The issuance of Egypt's largest ever eurobond and the first triple-tranche instrument to come out of Africa will support the country's extensive economic reform progamme.
The $4 billion bond, also the largest ever public bond issuance on the continent, was issued in three tranches - $1.75 billion 6.125% notes due 2022, $1 billion 7.50% notes due 2027 and $1.25 billion 8.50% notes due 2047.
The government was initially targeting to raise $2 billion but orders from the US, the EU and a number of Gulf states were said to have reached in excess of $13 billion. The offering was initially scheduled to take place in November 2016 but was postponed because of market volatility caused, among other things, by the US presidential election.
The notes are part of a wider $10 billion global medium-term note programme, initially agreed upon in 2015, to support the country's economic turnaround.
According to reports, the yields associated with the three tranches were better than expected, showing renewed investor confidence in the Egyptian government. Bloomberg data has found that emerging market sovereign debt is presently priced at around 4.9%.
Both this eurobond and a previous placement in November were carried out to ensure the Central Bank has enough reserves
– Mahmoud Bassiouny, Matouk Bassiouny
"The terms of this issuance show that Egypt is becoming a more competitive jurisdiction to invest in," said Mahmoud Bassiouny, head of finance and projects at Matouk Bassiouny, and legal advisor to the issuer on Egyptian law.
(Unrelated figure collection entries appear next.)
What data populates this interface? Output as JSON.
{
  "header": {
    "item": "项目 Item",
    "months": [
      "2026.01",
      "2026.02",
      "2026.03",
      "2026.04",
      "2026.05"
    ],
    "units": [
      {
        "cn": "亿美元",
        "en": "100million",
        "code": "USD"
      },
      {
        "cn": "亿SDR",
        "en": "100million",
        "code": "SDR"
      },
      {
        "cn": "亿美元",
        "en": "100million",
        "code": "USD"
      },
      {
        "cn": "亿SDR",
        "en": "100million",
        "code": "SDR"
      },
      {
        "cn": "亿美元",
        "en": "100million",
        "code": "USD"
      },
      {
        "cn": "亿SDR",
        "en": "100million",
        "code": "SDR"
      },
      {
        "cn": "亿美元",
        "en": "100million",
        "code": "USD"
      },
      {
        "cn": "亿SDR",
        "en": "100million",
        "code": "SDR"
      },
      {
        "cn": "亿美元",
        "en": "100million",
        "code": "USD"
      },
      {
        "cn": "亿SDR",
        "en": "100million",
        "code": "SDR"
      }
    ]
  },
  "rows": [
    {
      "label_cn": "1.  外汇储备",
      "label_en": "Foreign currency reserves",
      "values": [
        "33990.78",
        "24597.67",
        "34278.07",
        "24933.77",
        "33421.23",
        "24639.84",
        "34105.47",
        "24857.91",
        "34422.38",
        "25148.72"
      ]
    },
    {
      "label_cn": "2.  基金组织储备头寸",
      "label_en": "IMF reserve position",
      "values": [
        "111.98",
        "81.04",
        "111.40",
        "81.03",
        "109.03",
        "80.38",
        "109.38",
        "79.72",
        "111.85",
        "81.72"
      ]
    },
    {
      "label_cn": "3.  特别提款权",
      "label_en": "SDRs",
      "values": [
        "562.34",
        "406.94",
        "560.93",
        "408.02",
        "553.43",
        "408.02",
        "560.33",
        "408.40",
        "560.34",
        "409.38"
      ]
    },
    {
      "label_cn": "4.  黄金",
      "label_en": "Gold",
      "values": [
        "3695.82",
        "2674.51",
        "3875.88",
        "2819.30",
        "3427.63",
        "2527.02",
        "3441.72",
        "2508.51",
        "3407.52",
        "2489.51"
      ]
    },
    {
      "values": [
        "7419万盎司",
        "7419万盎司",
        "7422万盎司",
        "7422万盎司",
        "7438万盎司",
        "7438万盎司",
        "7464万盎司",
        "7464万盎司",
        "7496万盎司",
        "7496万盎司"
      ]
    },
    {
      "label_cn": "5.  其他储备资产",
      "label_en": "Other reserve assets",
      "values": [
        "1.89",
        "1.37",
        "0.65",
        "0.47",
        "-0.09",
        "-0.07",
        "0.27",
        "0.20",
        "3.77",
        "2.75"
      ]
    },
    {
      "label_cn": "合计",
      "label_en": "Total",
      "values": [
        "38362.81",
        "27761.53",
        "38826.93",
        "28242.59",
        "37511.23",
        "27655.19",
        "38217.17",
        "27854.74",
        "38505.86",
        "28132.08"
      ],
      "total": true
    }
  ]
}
The notes were issued in US dollars because Egypt needs to build up foreign currency reserves, said Camille Abousleiman, partner at Dechert who advised the government of Egypt on English and US law. The country's foreign reserves amounted to $36 billion before the 2011 crisis, and dropped to roughly half that amount four years later. They currently stand at $26 billion.
"This is an IMF requirement," he said. "One of the conditions of the IMF's programme for Egypt was for the country to increase availability of foreign currency and implement a reform program - among other benefits, this would attract foreign investment."
Bassiouny said that many of the government's debt obligations are denominated in US dollars and Egypt's main imports are paid in US dollars.
"Both this eurobond and a previous private placement in November that we also worked on were carried out to ensure the Central Bank [CBE] has enough reserves to be comfortable," he said.
This particular issuance, and the one in November are to be used to support an ambitious infrastructure reform plan required and partly financed by the IMF. The previous issuance was a $4 billion private placement carried out by the Ministry of Finance (MoF) in coordination with the CBE – the MoF issued bonds to the CBE, which then used them as collateral on a repo transaction.
The IMF's $12 billion loan, for which a second installment was released just days ago to help with Egypt's wide-scale reform programme, is conditional on the country easing capital controls, reducing its reliance on international subsidies and introducing flexible exchange rates. This latter point was partially achieved when Egypt launched a currency devaluation drive in November.
Egypt first returned to the international capital markets in 2015 with the issuance of a $1.5 billion bond after a five-year hiatus.